Я помотал головой и тяжело вздохнул:

— Да вы просто подловить меня пытаетесь, а не услышать. Ну, может, я и думал, но это нормально, все иногда об этом думают. Было бы глупо маниакально утверждать обратное.

— То есть все-таки думали? Минуту назад вы это отрицали.

Мне захотелось его ударить. Я медленно провел языком по зубам и поиграл желваками, чтобы немножко успокоиться.

— Послушайте, Даниил как-вас-тамович, не надо делать из меня психа. Я нормальный человек, я нормально соображаю, у меня не нарушено критическое мышление, мне нечего тут делать.

— По большей части да. Скорее всего, переведем вас на амбулаторное лечение. Подождите. — Он жестом остановил меня, собирающегося возмутиться. — Вы правда думаете, что у меня есть хоть какой-то интерес в том, чтобы лечить здорового человека?

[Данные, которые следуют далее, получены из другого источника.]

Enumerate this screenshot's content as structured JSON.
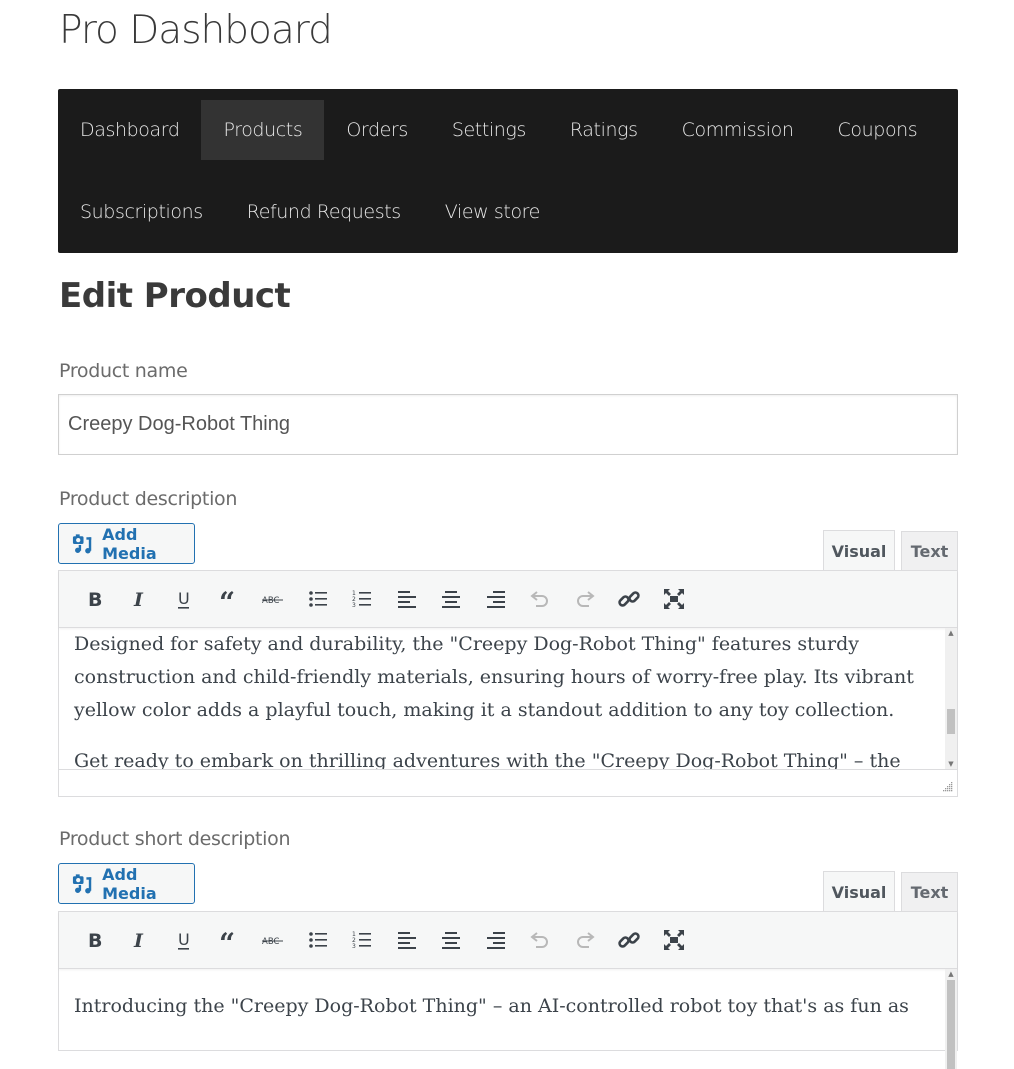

— Ну… — Я попытался сообразить, в чем может быть выгода, с ходу не нашел. — Может, у вас профдеформация. Вы во всех видите психов. Нет здоровых, есть недообследованные.

— Вы когда-нибудь видели, как выглядит история болезни?

— Нет, а при чем тут это?

Розенбаум усмехнулся, закинул ногу на ногу и посмотрел в сторону двери, будто бы принимая какое-то решение.

— Ладно. — Он махнул рукой. — Как-нибудь потом покажу. Пока просто поверьте на слово. У меня там лежит история болезни реанимационного больного. Он ничего не делает, просто лежит. Даже не моргает. Так вот там текста больше, чем в «Войне и мире». Вы правда думаете, что мне охота писать еще пару сотен страниц заключений?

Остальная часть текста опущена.